L'action Alstom rebondit de 2 % après un contrat de 1,2 Md€ au Royaume-Uni
Le titre du constructeur ferroviaire de Saint-Ouen-sur-Seine reprend de la hauteur ce vendredi, dans un SBF 120 légèrement positif. La progression intervient le jour même de l'annonce d'un nouveau contrat majeur au Royaume-Uni, qui vient étoffer un carnet de commandes déjà renforcé la semaine précédente.

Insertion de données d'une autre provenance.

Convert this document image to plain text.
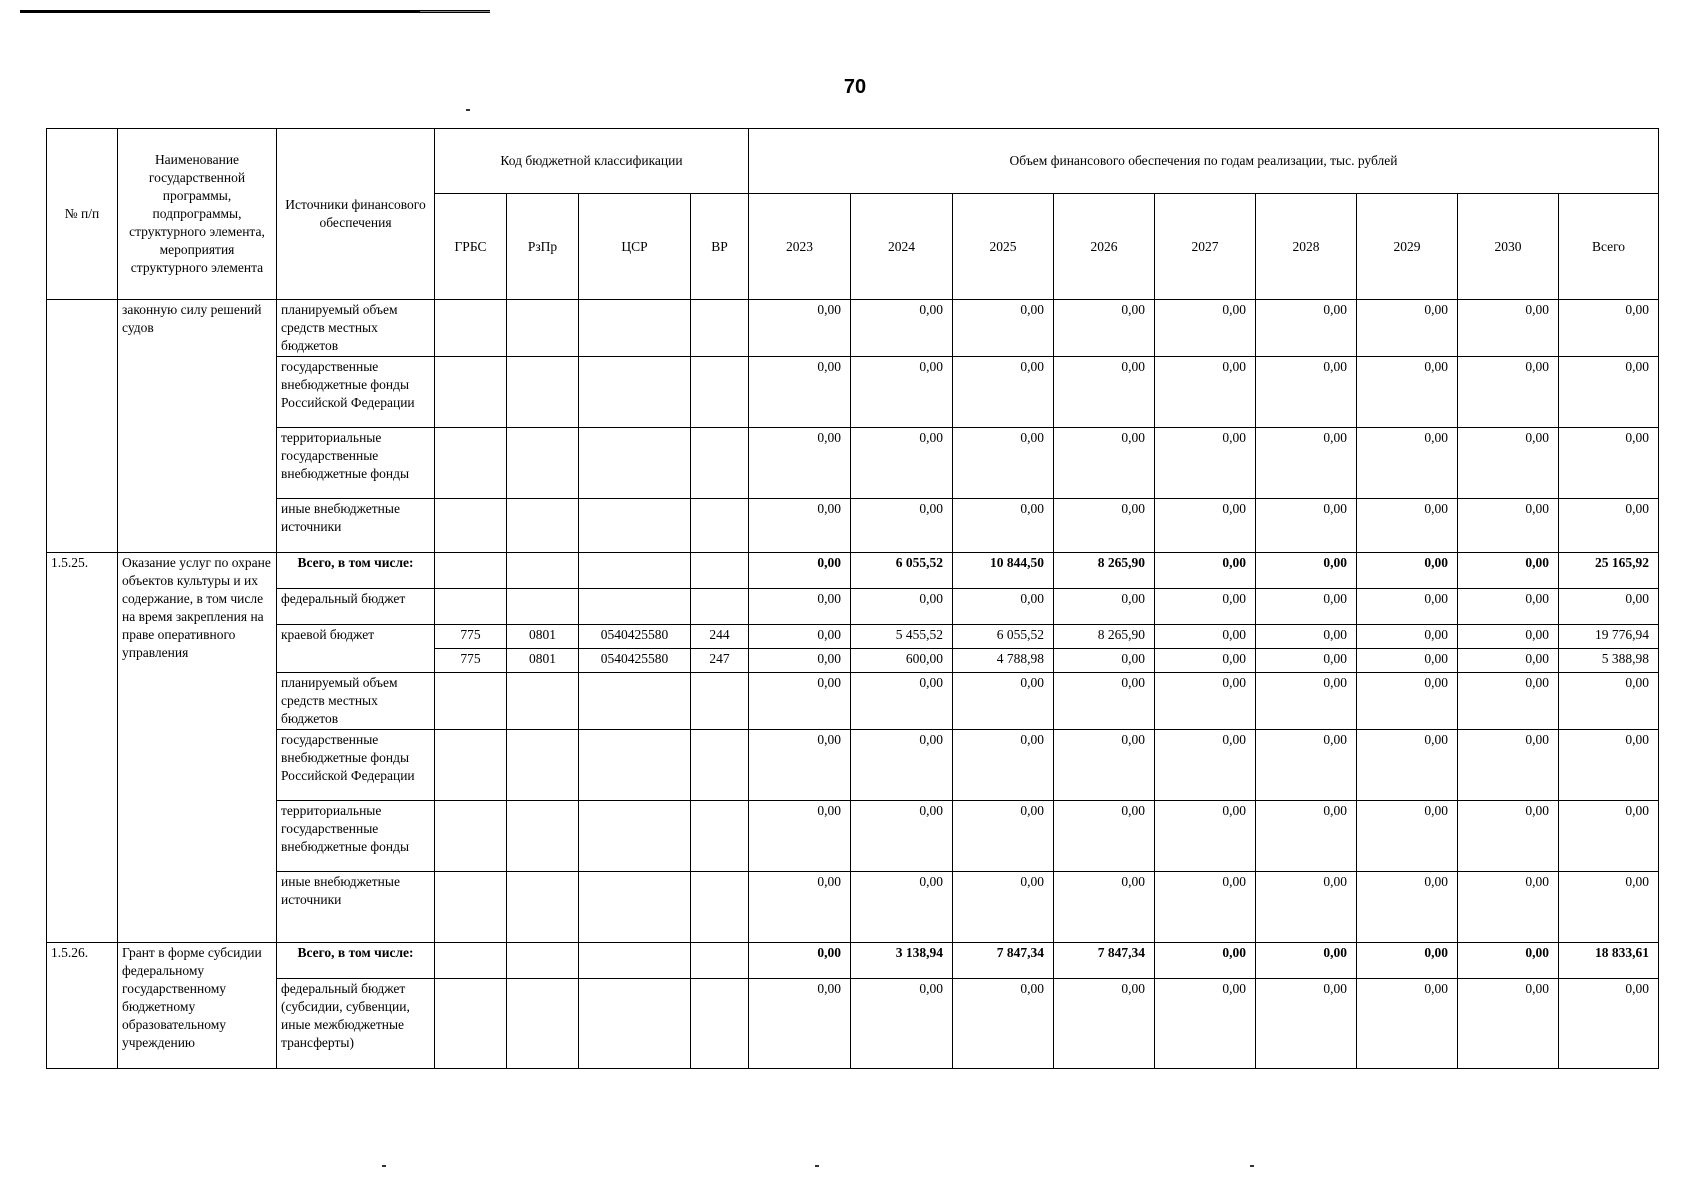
70
№ п/п	Наименование государственной программы, подпрограммы, структурного элемента, мероприятия структурного элемента	Источники финансового обеспечения	Код бюджетной классификации				Объем финансового обеспечения по годам реализации, тыс. рублей								
			ГРБС	РзПр	ЦСР	ВР	2023	2024	2025	2026	2027	2028	2029	2030	Всего
	законную силу решений судов	планируемый объем средств местных бюджетов					0,00	0,00	0,00	0,00	0,00	0,00	0,00	0,00	0,00
		государственные внебюджетные фонды Российской Федерации					0,00	0,00	0,00	0,00	0,00	0,00	0,00	0,00	0,00
		территориальные государственные внебюджетные фонды					0,00	0,00	0,00	0,00	0,00	0,00	0,00	0,00	0,00
		иные внебюджетные источники					0,00	0,00	0,00	0,00	0,00	0,00	0,00	0,00	0,00
1.5.25.	Оказание услуг по охране объектов культуры и их содержание, в том числе на время закрепления на праве оперативного управления	Всего, в том числе:					0,00	6 055,52	10 844,50	8 265,90	0,00	0,00	0,00	0,00	25 165,92
		федеральный бюджет					0,00	0,00	0,00	0,00	0,00	0,00	0,00	0,00	0,00
		краевой бюджет	775	0801	0540425580	244	0,00	5 455,52	6 055,52	8 265,90	0,00	0,00	0,00	0,00	19 776,94
			775	0801	0540425580	247	0,00	600,00	4 788,98	0,00	0,00	0,00	0,00	0,00	5 388,98
		планируемый объем средств местных бюджетов					0,00	0,00	0,00	0,00	0,00	0,00	0,00	0,00	0,00
		государственные внебюджетные фонды Российской Федерации					0,00	0,00	0,00	0,00	0,00	0,00	0,00	0,00	0,00
		территориальные государственные внебюджетные фонды					0,00	0,00	0,00	0,00	0,00	0,00	0,00	0,00	0,00
		иные внебюджетные источники					0,00	0,00	0,00	0,00	0,00	0,00	0,00	0,00	0,00
1.5.26.	Грант в форме субсидии федеральному государственному бюджетному образовательному учреждению	Всего, в том числе:					0,00	3 138,94	7 847,34	7 847,34	0,00	0,00	0,00	0,00	18 833,61
		федеральный бюджет (субсидии, субвенции, иные межбюджетные трансферты)					0,00	0,00	0,00	0,00	0,00	0,00	0,00	0,00	0,00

Un contrat de 1,2 milliard d'euros avec TransPennine Express dope le cours en séance
Alstom a annoncé ce matin un contrat de 1,2 milliard d'euros avec l'opérateur britannique TransPennine Express, portant sur la fourniture et la maintenance de la première flotte de trains électriques à batterie pour les grandes lignes du Royaume-Uni. Cette commande s'inscrit dans la continuité d'une séquence commerciale dense : le 4 septembre 2026, le groupe avait déjà décroché un contrat de 4,7 milliards de dollars canadiens avec VIA Rail Canada pour 313 voitures longue distance. Le titre gagne 1,94 % à 15,80 € en séance, se plaçant parmi les plus fortes hausses du SBF 120, dans un indice qui progresse de 0,52 %. Le mouvement du jour contraste avec le repli de 2,5 % enregistré mercredi, qui avait replacé le titre dans une configuration technique difficile après la digestion du contrat canadien.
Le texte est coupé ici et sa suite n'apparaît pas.